I quite agree. I discussed this back with Larry (in PMs at Rybka forum) when you were first tossing this idea around. I had thought I had a few ideas for how to tweak the search, but the robustness in eval stays. Actually, now that I think of, the later IvanHoes have some sort of "randomiser", which merely seems to perturb the eval by some amount (I'd have to check the details). Maybe I can test eval versus perturbed-eval to see how much noise one needs to create to get an effect. I also think taking (at least the open-source) engines and cross-comparing correlations from evaluate() with go movetime 100 is a useful experiment.The tester seems to very clearly identify strong correlations between the playing styles of programs and it does this better than I had hoped.
One thing I like about fixed depth is that there's no dispute about what the "default" level of matching is (at least w/o SMP).

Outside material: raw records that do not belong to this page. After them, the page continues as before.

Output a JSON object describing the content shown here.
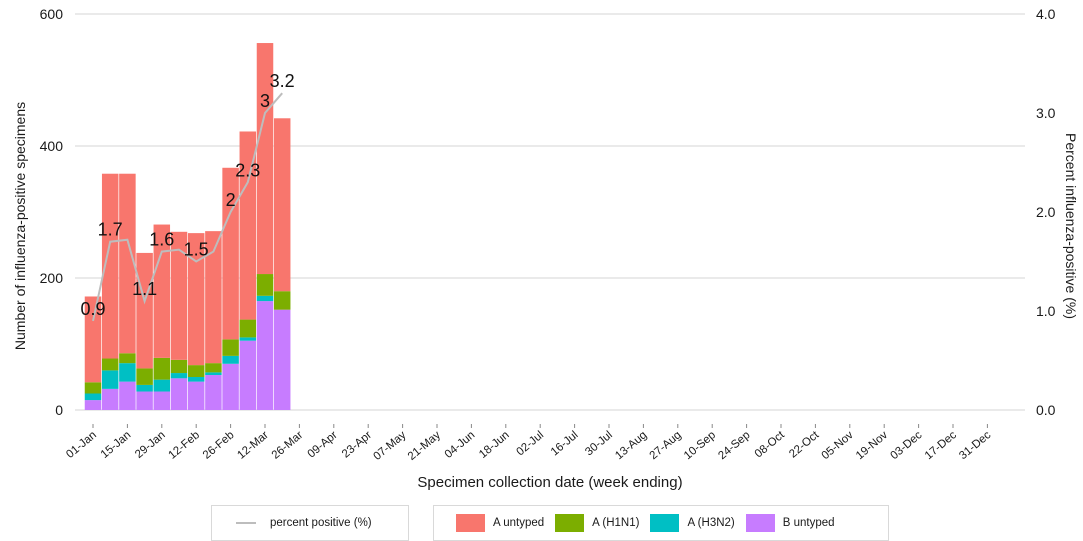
{
  "chart_data": {
    "type": "bar",
    "stacked": true,
    "xlabel": "Specimen collection date (week ending)",
    "ylabel": "Number of influenza-positive specimens",
    "y2label": "Percent influenza-positive (%)",
    "ylim": [
      0,
      600
    ],
    "y2lim": [
      0,
      4
    ],
    "yticks": [
      "0",
      "200",
      "400",
      "600"
    ],
    "y2ticks": [
      "0.0",
      "1.0",
      "2.0",
      "3.0",
      "4.0"
    ],
    "grid": true,
    "legend_position": "bottom",
    "x_tick_labels": [
      "01-Jan",
      "15-Jan",
      "29-Jan",
      "12-Feb",
      "26-Feb",
      "12-Mar",
      "26-Mar",
      "09-Apr",
      "23-Apr",
      "07-May",
      "21-May",
      "04-Jun",
      "18-Jun",
      "02-Jul",
      "16-Jul",
      "30-Jul",
      "13-Aug",
      "27-Aug",
      "10-Sep",
      "24-Sep",
      "08-Oct",
      "22-Oct",
      "05-Nov",
      "19-Nov",
      "03-Dec",
      "17-Dec",
      "31-Dec"
    ],
    "categories": [
      "01-Jan",
      "08-Jan",
      "15-Jan",
      "22-Jan",
      "29-Jan",
      "05-Feb",
      "12-Feb",
      "19-Feb",
      "26-Feb",
      "05-Mar",
      "12-Mar",
      "19-Mar"
    ],
    "series": [
      {
        "name": "B untyped",
        "color": "#c77cff",
        "values": [
          15,
          32,
          43,
          28,
          28,
          48,
          43,
          53,
          70,
          105,
          165,
          152
        ]
      },
      {
        "name": "A (H3N2)",
        "color": "#00bfc4",
        "values": [
          10,
          28,
          28,
          10,
          18,
          8,
          7,
          4,
          12,
          5,
          8,
          0
        ]
      },
      {
        "name": "A (H1N1)",
        "color": "#7cae00",
        "values": [
          17,
          18,
          15,
          25,
          33,
          20,
          18,
          14,
          25,
          27,
          33,
          28
        ]
      },
      {
        "name": "A untyped",
        "color": "#f8766d",
        "values": [
          130,
          280,
          272,
          175,
          202,
          194,
          200,
          200,
          260,
          285,
          350,
          262
        ]
      }
    ],
    "line_series": {
      "name": "percent positive (%)",
      "color": "#bdbdbd",
      "values": [
        0.9,
        1.7,
        1.72,
        1.1,
        1.6,
        1.62,
        1.5,
        1.6,
        2.0,
        2.3,
        3.0,
        3.2
      ],
      "labels": [
        "0.9",
        "1.7",
        "",
        "1.1",
        "1.6",
        "",
        "1.5",
        "",
        "2",
        "2.3",
        "3",
        "3.2"
      ]
    }
  }
}
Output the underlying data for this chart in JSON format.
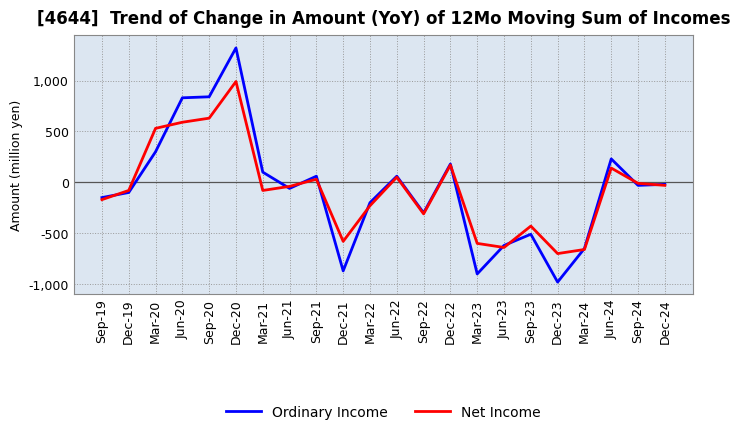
{
  "title": "[4644]  Trend of Change in Amount (YoY) of 12Mo Moving Sum of Incomes",
  "ylabel": "Amount (million yen)",
  "background_color": "#ffffff",
  "plot_bg_color": "#dce6f1",
  "grid_color": "#999999",
  "x_labels": [
    "Sep-19",
    "Dec-19",
    "Mar-20",
    "Jun-20",
    "Sep-20",
    "Dec-20",
    "Mar-21",
    "Jun-21",
    "Sep-21",
    "Dec-21",
    "Mar-22",
    "Jun-22",
    "Sep-22",
    "Dec-22",
    "Mar-23",
    "Jun-23",
    "Sep-23",
    "Dec-23",
    "Mar-24",
    "Jun-24",
    "Sep-24",
    "Dec-24"
  ],
  "ordinary_income": [
    -150,
    -100,
    300,
    830,
    840,
    1320,
    100,
    -60,
    60,
    -870,
    -200,
    60,
    -300,
    180,
    -900,
    -620,
    -510,
    -980,
    -650,
    230,
    -30,
    -20
  ],
  "net_income": [
    -170,
    -80,
    530,
    590,
    630,
    990,
    -80,
    -40,
    30,
    -580,
    -230,
    50,
    -310,
    170,
    -600,
    -640,
    -430,
    -700,
    -660,
    140,
    -10,
    -30
  ],
  "ordinary_income_color": "#0000ff",
  "net_income_color": "#ff0000",
  "ylim": [
    -1100,
    1450
  ],
  "yticks": [
    -1000,
    -500,
    0,
    500,
    1000
  ],
  "legend_ordinary": "Ordinary Income",
  "legend_net": "Net Income",
  "title_fontsize": 12,
  "axis_fontsize": 9,
  "legend_fontsize": 10,
  "linewidth": 2.0
}
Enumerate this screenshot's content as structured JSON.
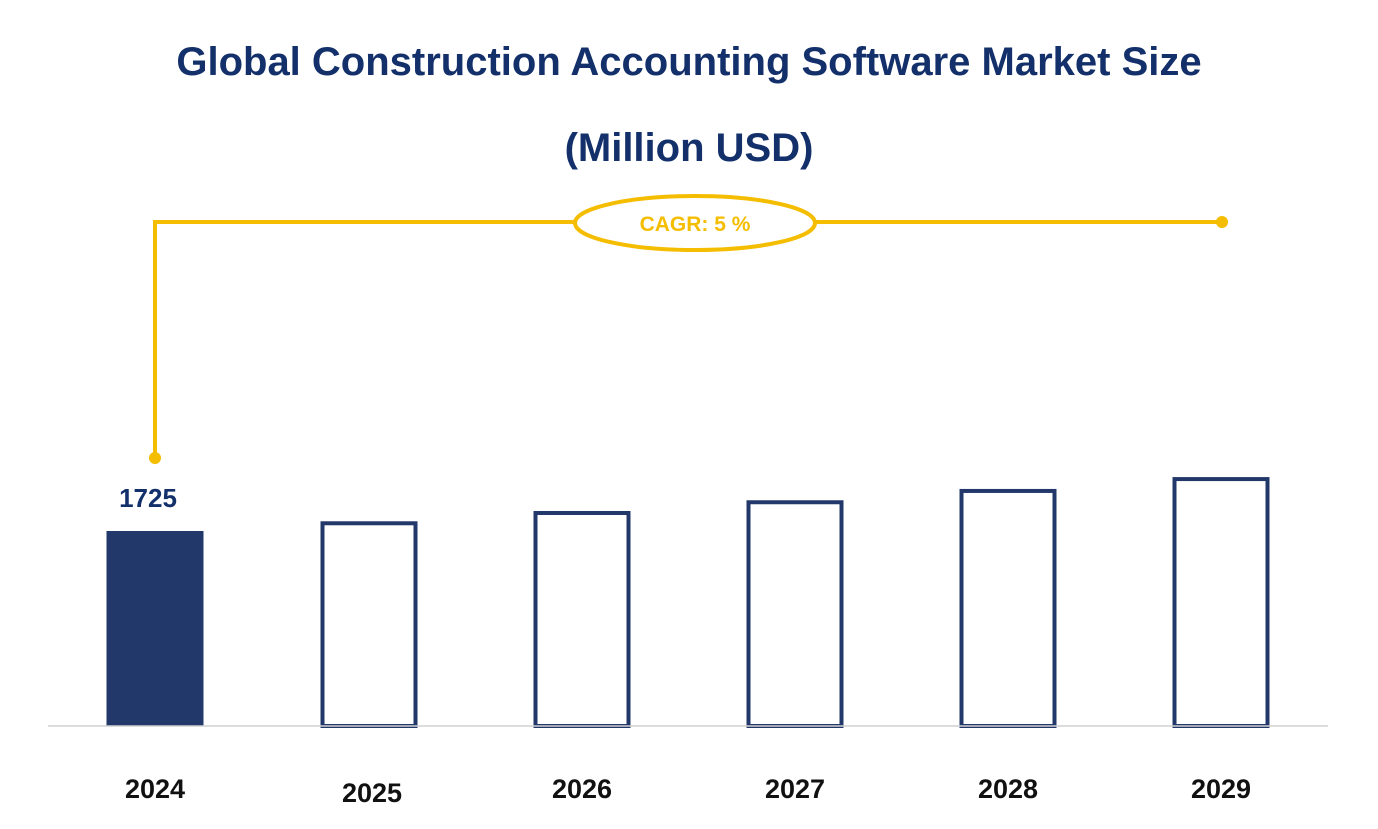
{
  "chart_data": {
    "type": "bar",
    "title": "Global Construction Accounting Software Market Size",
    "subtitle": "(Million USD)",
    "categories": [
      "2024",
      "2025",
      "2026",
      "2027",
      "2028",
      "2029"
    ],
    "values": [
      1725,
      1811,
      1902,
      1997,
      2097,
      2202
    ],
    "data_labels": [
      "1725",
      "",
      "",
      "",
      "",
      ""
    ],
    "bar_styles": [
      "filled",
      "outline",
      "outline",
      "outline",
      "outline",
      "outline"
    ],
    "annotation": "CAGR: 5 %",
    "grid": false,
    "legend": "none"
  },
  "colors": {
    "title": "#13306b",
    "bar": "#22386a",
    "accent": "#f5bd00",
    "axis": "#d0d0d0",
    "tick_text": "#111111"
  }
}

I'm not sure this outweighs any negatives. Given that the time alloted appears to be a secondary factor, I would opt for whichever is easier. One issue with using "stop" (which does improve on "go movetime" I agree) is how the OS does time slicing with a "waiting" process (typically I think these are 1/100 of a second in Linux). As noted in the Stockfish discussion, you can still hit a "polling" discretisation behaviour when I/O is only checked every 30K nodes and the search is taking maybe 5 times this amount. If nothing else, as with any experiment, there needs to be some quality control.
One question I have about all of this: can this detect specific overlap in evaluation features, or is it more about evaluation numerology?